Losing that production time was a hindrance because on-air appearances bolstered sales, and it was important to gear up for that by producing vitamins ahead of time. It also meant going to Tampa, Fla., and filming in the HSN studios rather than on the factory floor.

“Doing that a few times per year meant we could not make vitamins for a few weeks each year, which is not a good thing for a vitamin manufacturing company,” said ProCaps founder Andrew Lessman, who appears on HSN. “For years, I have thought about building a glassed-in studio, isolated from our manufacturing floor, so we could make your vitamins — even during live shows.”

Ryba said the studio won’t hinder production when filming isn’t taking place. Walls of the studio open to provide more space, and the factory was realigned to make the operation more efficient.

Setting up the studio in the past was an ordeal, Ryba said. If they wanted a light in the back of a production area, the crew had to string a cord along the ceiling. If they wanted lights around Lessman, they had to hang them from the ceiling.

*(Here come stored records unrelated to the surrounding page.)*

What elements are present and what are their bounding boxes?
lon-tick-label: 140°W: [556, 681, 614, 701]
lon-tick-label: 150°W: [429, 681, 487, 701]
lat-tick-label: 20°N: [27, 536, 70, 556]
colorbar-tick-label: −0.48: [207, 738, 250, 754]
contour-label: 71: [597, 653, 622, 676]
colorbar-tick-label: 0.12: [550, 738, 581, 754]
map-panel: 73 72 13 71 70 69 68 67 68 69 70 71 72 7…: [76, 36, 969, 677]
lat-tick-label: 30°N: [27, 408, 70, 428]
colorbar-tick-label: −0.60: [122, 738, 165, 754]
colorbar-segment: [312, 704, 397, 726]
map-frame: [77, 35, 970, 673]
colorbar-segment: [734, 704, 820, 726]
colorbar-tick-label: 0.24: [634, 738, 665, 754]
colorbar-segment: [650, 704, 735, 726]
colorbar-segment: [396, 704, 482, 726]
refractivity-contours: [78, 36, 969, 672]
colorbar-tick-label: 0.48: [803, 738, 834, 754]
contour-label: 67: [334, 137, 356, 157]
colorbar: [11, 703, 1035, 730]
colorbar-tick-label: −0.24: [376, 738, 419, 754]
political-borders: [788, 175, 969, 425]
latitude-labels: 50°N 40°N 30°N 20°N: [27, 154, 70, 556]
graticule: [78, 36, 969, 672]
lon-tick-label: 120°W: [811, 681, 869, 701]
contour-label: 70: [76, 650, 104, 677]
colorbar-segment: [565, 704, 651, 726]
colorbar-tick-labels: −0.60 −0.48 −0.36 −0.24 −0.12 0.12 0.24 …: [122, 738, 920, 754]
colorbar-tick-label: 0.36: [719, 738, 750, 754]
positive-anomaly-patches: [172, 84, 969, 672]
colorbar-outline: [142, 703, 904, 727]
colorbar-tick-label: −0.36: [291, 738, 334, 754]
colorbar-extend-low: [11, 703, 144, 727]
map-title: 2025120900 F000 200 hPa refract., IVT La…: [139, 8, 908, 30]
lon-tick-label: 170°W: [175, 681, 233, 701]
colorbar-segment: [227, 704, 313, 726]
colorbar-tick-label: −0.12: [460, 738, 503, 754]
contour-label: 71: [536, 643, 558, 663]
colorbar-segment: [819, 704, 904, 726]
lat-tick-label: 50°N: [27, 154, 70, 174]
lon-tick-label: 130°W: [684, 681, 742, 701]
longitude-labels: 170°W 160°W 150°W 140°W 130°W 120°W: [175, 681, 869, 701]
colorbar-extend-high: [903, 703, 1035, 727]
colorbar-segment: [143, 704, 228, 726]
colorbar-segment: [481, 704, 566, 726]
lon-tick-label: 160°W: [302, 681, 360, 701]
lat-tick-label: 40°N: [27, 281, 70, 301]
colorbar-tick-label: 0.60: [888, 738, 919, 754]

“If they wanted antennas, they would have to run wires for five days all over the place, so when you walked through you can pick up his voice when he was talking on air and walking through,” Ryba said. “Now it’s plug and go. Now the antenna guy who used to take 12 hours to get everything set up and get a feed, when he came here he had it hooked up in 20 minutes.”

The studio includes technology such as a dimmer lighting panel controlling more than 96 modules and a setup for five cameras in the studio and five outside and a movable rear wall that comes down during broadcasts to allow the cameras more room to maneuver, Ryba said.

Despite the space it takes up in the factory, the studio won’t go to waste the days it’s not used by HSN. It will serve as a setting for filming video communications for employees and sales for the Web, officials said.

ProCaps, which has more than 160 employees today, relocated to Henderson from California in 1997 before relocating to its current facility built by TWC in 2003. TWC also builds projects in Arizona, California and Utah.